The nature and size of data on the social web are different from those used to develop most algorithms for statistics, data mining, and machine learning. The social web is far more dynamic than actuarial tables, lab tests, or historical records, in that social algorithms will affect people's behavior. Google's PageRank, for instance, has undergone hundreds of announced changes. A multibillion-dollar search engine optimization (SEO) industry has been created to adapt organizations to social algorithms. To address the adaptive nature of the social web, I present an "Architecture of Participation": a methodology and toolkit that allow one to measure, visualize, and evaluate the effectiveness of a given social-web medium and to better understand two (overlapping) sets of factors: those that influence user participation in generating content, and those that influence the quality of that content. The goal of my Architecture of Participation, then, is to better measure the dynamics of social networks in the context of these factors, with the subsidiary objective of more effectively utilizing collective intelligence in biology.

Behavior in a social network can be dynamically affected by friends or contacts, community, time of day, and many other factors that reflect the state of the network as a whole.
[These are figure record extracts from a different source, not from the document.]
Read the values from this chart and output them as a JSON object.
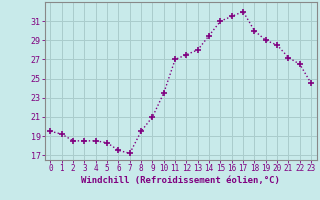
{
  "x": [
    0,
    1,
    2,
    3,
    4,
    5,
    6,
    7,
    8,
    9,
    10,
    11,
    12,
    13,
    14,
    15,
    16,
    17,
    18,
    19,
    20,
    21,
    22,
    23
  ],
  "y": [
    19.5,
    19.2,
    18.5,
    18.5,
    18.5,
    18.3,
    17.5,
    17.2,
    19.5,
    21.0,
    23.5,
    27.0,
    27.5,
    28.0,
    29.5,
    31.0,
    31.5,
    32.0,
    30.0,
    29.0,
    28.5,
    27.2,
    26.5,
    24.5
  ],
  "line_color": "#800080",
  "marker": "+",
  "marker_size": 4,
  "marker_lw": 1.2,
  "line_width": 1.0,
  "linestyle": ":",
  "bg_color": "#c8eaea",
  "grid_color": "#aacccc",
  "xlabel": "Windchill (Refroidissement éolien,°C)",
  "ylabel_ticks": [
    17,
    19,
    21,
    23,
    25,
    27,
    29,
    31
  ],
  "xtick_labels": [
    "0",
    "1",
    "2",
    "3",
    "4",
    "5",
    "6",
    "7",
    "8",
    "9",
    "10",
    "11",
    "12",
    "13",
    "14",
    "15",
    "16",
    "17",
    "18",
    "19",
    "20",
    "21",
    "22",
    "23"
  ],
  "ylim": [
    16.5,
    33.0
  ],
  "xlim": [
    -0.5,
    23.5
  ],
  "axis_color": "#888888",
  "font_color": "#800080",
  "tick_fontsize": 6,
  "xlabel_fontsize": 6.5
}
The data coming from a social network, in short, manifests a complex, dynamic system. Hence, measurement tools must take the whole system into account, not just its pieces, as well as the extent of the social system memory summarized by its current state. To this end, the Architecture of Participation enables one to measure how system state affects social algorithms and user behavior. This Architecture includes semantic lexica, algorithms, and software that allow one to incorporate the dynamics of data and the system state into social analytics. I show that information-theoretic measures such as Rényi entropy and mutual information can be used classify an infinite set of states. I create unsupervised efficient, scalable and parallelizable algorithms to classify text in "big data." I then develop a calculus that allows the combination these classifiers in to a search kernel in an intuitive and mathematically consistent way.